5 easy prep Lunch box
- Titti
- Apr 28, 2021
- 3 min read
I never worked in place with a canteen and being bar and restaurants too expensive for eating out every day, lunch box preparation always been a must in my daily routine. It, most importantly, allowed me to keep under control my food intake.
Balancing as usual the ingredients according to the #zonediet rules, here a mini collection of some of my favourite lunch box!
1. Lemon glazed chicken

Ingredients:
90 gr chicken breast
1 tablespoon oat flour
1 tablespoon extra-virgin olive oil
1/2 lemon juice
60 gr oat (cooked according to package instructions)
70 gr baked aubergines
120 gr carrots
1 celery stick
15 gr toasted sourdough whole wheat bread (an example of a recipe I often do: https://www.tittifood.com/post/1-oat-sourdough-mixture-for-2-sourdough-pizza-and-bread)
Vegetables dressing: 1 tablespoon extra-virgin olive oil, peeled garlic, pinch of salt.
Steamed carrots and celery until soft.
Aubergines were sliced and baked at 180°C (static oven) for 10 minutes last summer and frozen. I took them out, and prepared a cold dressing with oil and garlic.
Dice the chicken and dust it with the pat flour. In a no-sticky pan heat the oil, add the chicken, pinch of slat and cook on each side for about 2-3 minutes (it depends on the size of the chicken bites). Add the lemon juice, keep tossing and cook for 2 more minutes.
2. Salmon fillet with leeks

Ingredients:
120 gr salmon (frozen fillet)
200 gr leek finely sliced (raw weight)
50 gr oat (cooked weight)
70 gr steamed chickpeas
50 gr carrot
2 tablespoons extra virgin olive oil
3 gr butter
2 tablespoon hot water
Add the oil in a non-stick pan, add the leeks, salt and pepper. Add the water, stir and cook with the lid on gentle heat for about 10 minutes. Add the butter, stir, and place the salmon on the leeks. Keep cooking with the lid on for 10 more minutes.
3. Bresaola, spinach and cake
This lunch break was going to be during a special day: we had cake for a birthday. I, thus, did plan less carbohdrates than normal, but choosing two favourable sources: oat and spinach!

Ingredients:
70 gr breasola
40 gr oat
500 gr of steamed spinach
2 tbsp extra virgin olive oil
Use the oil to dress as you like the bresaola and the spinach and oat.

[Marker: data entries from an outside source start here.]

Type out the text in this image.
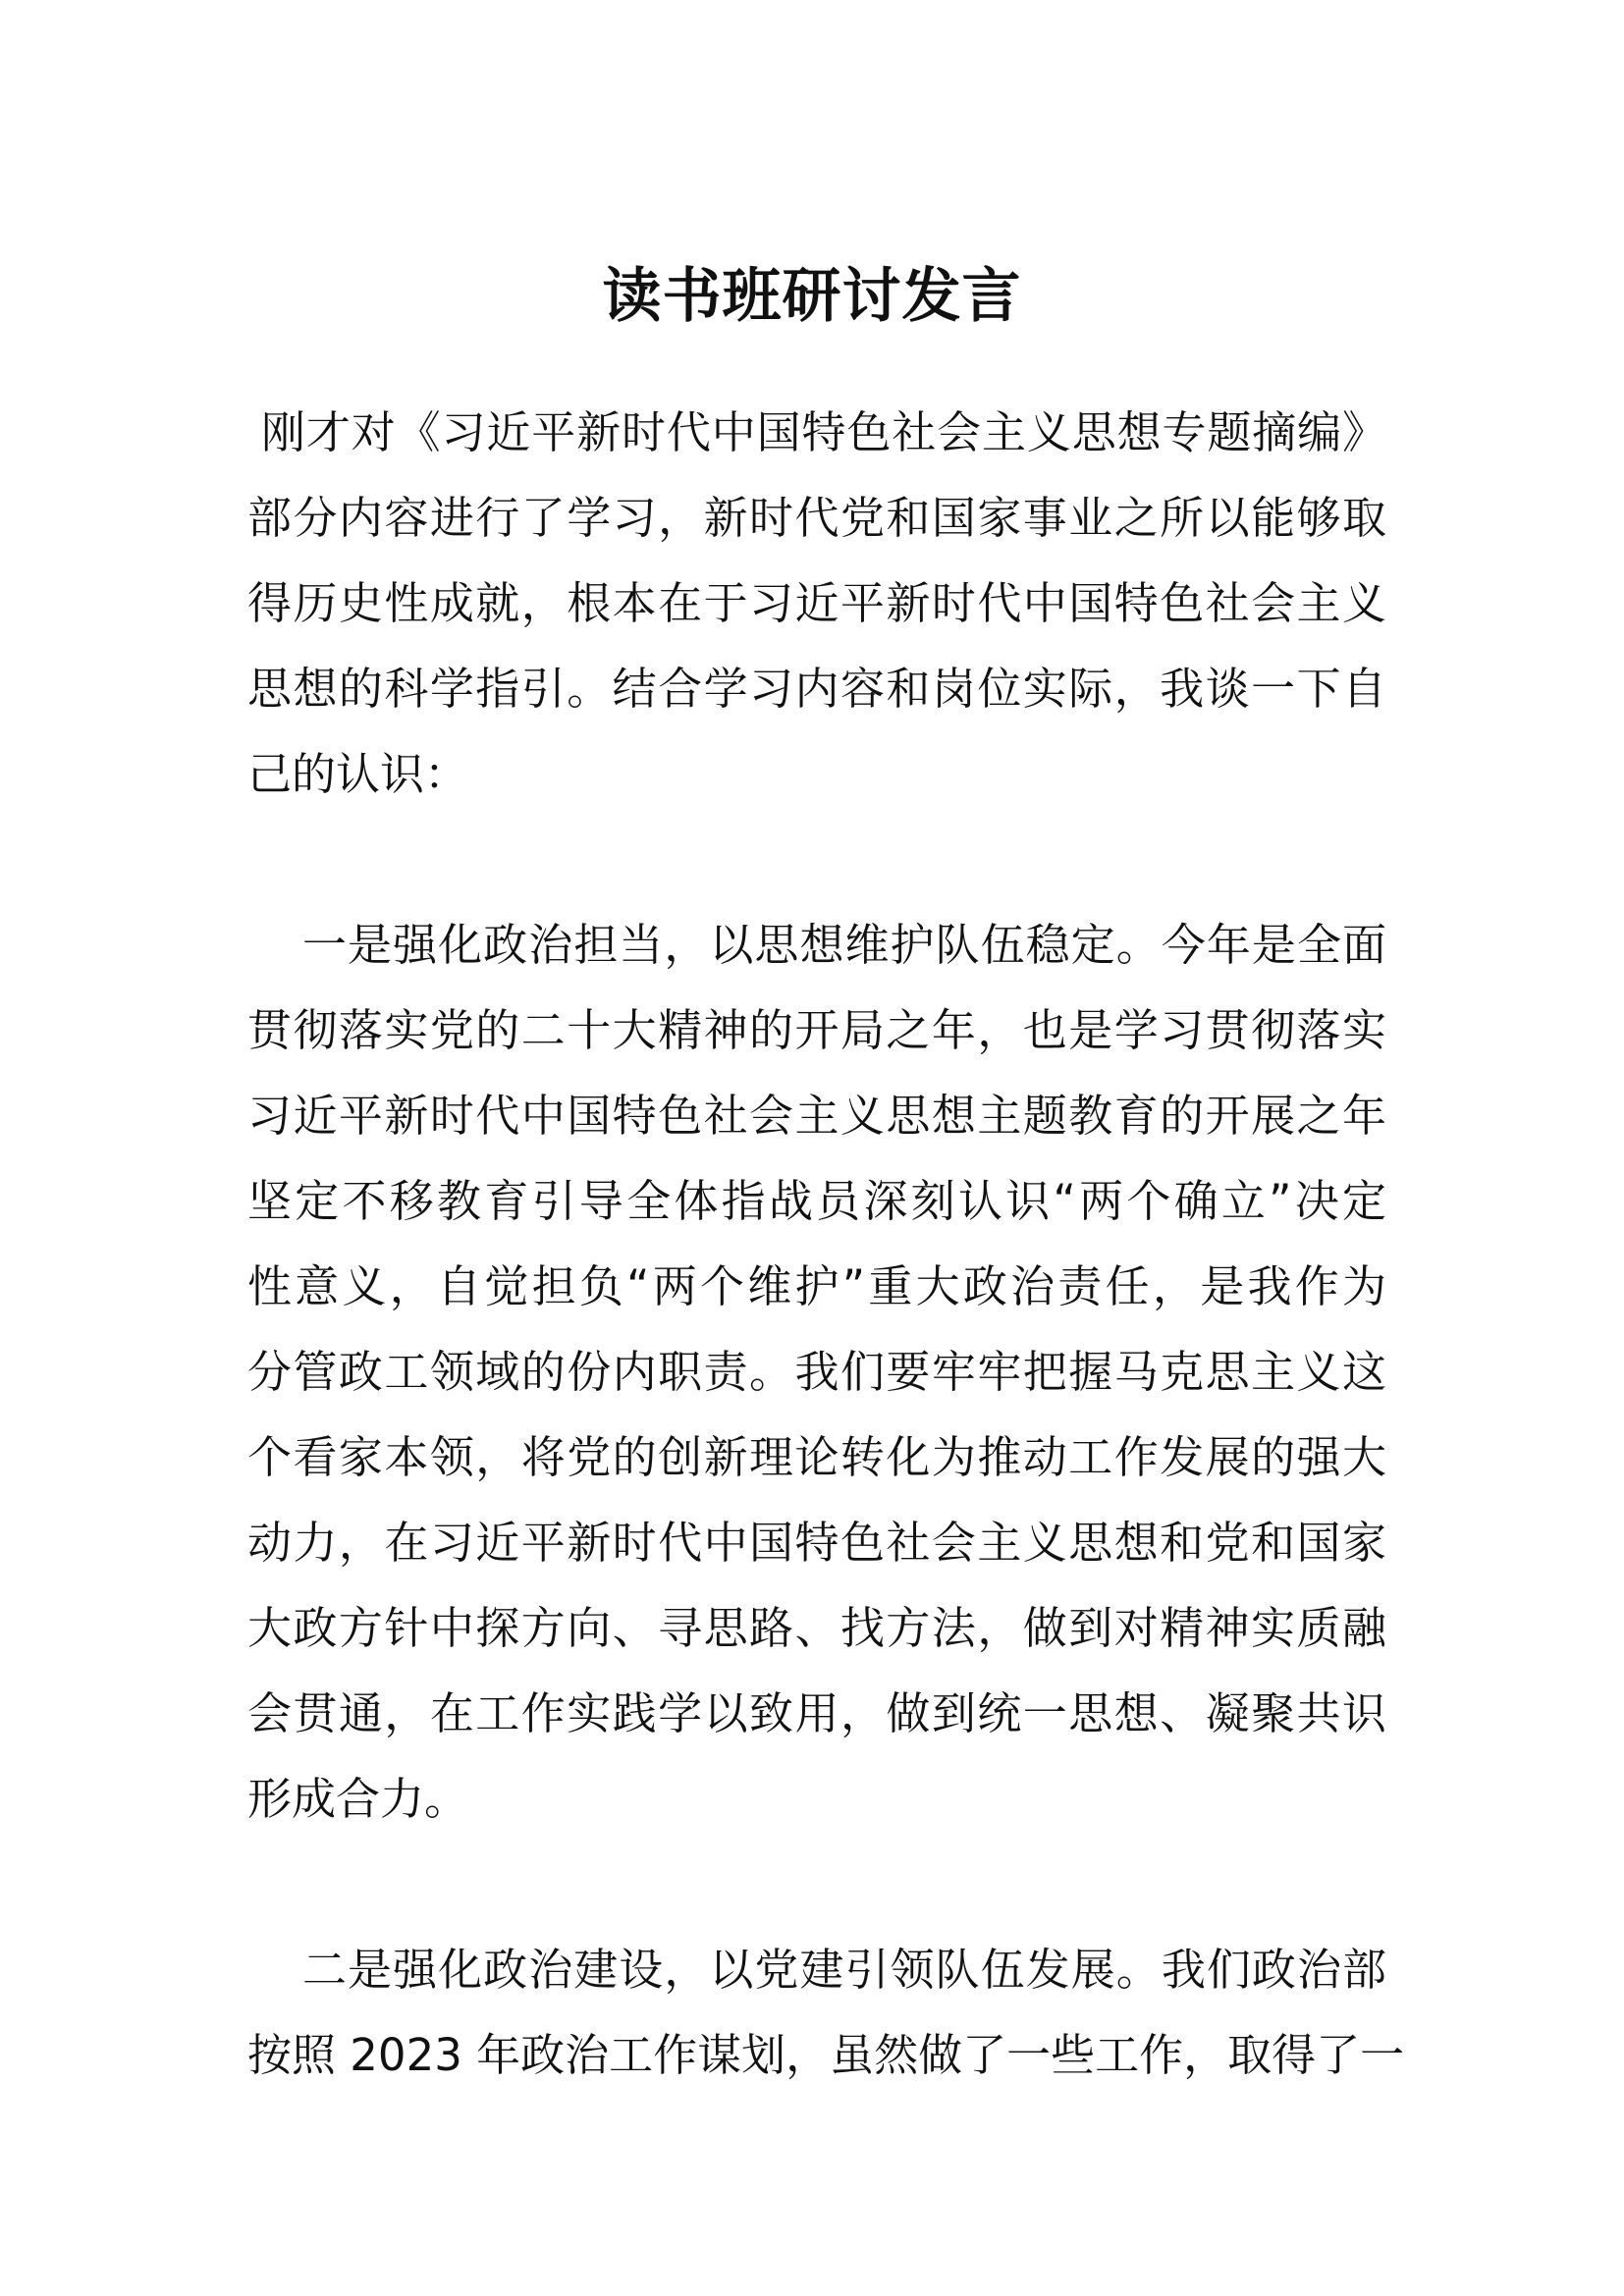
读书班研讨发言

刚才对《习近平新时代中国特色社会主义思想专题摘编》
部分内容进行了学习，新时代党和国家事业之所以能够取
得历史性成就，根本在于习近平新时代中国特色社会主义
思想的科学指引。结合学习内容和岗位实际，我谈一下自
己的认识：

一是强化政治担当，以思想维护队伍稳定。今年是全面
贯彻落实党的二十大精神的开局之年，也是学习贯彻落实
习近平新时代中国特色社会主义思想主题教育的开展之年
坚定不移教育引导全体指战员深刻认识“两个确立”决定
性意义，自觉担负“两个维护”重大政治责任，是我作为
分管政工领域的份内职责。我们要牢牢把握马克思主义这
个看家本领，将党的创新理论转化为推动工作发展的强大
动力，在习近平新时代中国特色社会主义思想和党和国家
大政方针中探方向、寻思路、找方法，做到对精神实质融
会贯通，在工作实践学以致用，做到统一思想、凝聚共识
形成合力。

二是强化政治建设，以党建引领队伍发展。我们政治部
按照 2023 年政治工作谋划，虽然做了一些工作，取得了一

Cake was delicious! Fluffy, buttery, really gorgeous, and perfectly balanced with my lunch! Not a perfect example of Zone meal, but not too off!
4. Boiled lean beef, quinoa and vegetables
A few days ago, I made a wonderful meat stock, using some lean beef and veal, one carrot and a stick of celery. Delicious! The dinner was simply a good cup of warm stock, some meat (still warm, soft and yummy) and mixed vegetables. Meat leaftover are perfect to pack a nutritious lunch box.

Ingredients:
80 gr boiled lean beef
200 gr steamed spinach
45 gr mixed quinoa (cooked weight)
carrot from the stock
5 cherry tomatoes, diced
1 tbsp extra-virgin olive oil
20 gr feta
50 gr green beans
1 apple
Dressing: 1/2 garlic clove crushed, 1 tbsp extra-virgin olive oil, 1 tsp red wine vinegar.
In a not-sticky pan add the oil, then the tomatoes. After a couple of minutes add the carrot sliced, and then the steamed spinach. Toss a few times and put in your lunch box. In one corner add the meat and in another the quinoa (cooked in salty water according to package instructions).

This is the part of the box for the microwave. On the second level put the beans and feta. I love to crumble the feta on the warm meat and vegs.
5. Smoked trout, oat and mixed vegetables
The vegetables choice for this lunch box was nothing more than many leftovers put together! Specifically, I had a mix of baked vegetables (peppers, asparagus, garlic, onion and carrots),

some peppers cooked in extra-virgin olive oil, gralic and parsely, and defrsoted broad beans: an awesome colours assemblage!
Ingredients:
50 gr oat (cooked according to package instructions)
100 gr smoked trout
50 gr broad beans
200 gr mixed vegetables
1 big apple
Borad beans: once thawed remove the skin and add to the mixed vegetables, to heating time in the microwave will be enough.

Dressing for the trout: 1 tablespoon extra-virgin olive oil, 1/3 juice of a lemon, 2 pink peppercorn, zest of 1/2 orange.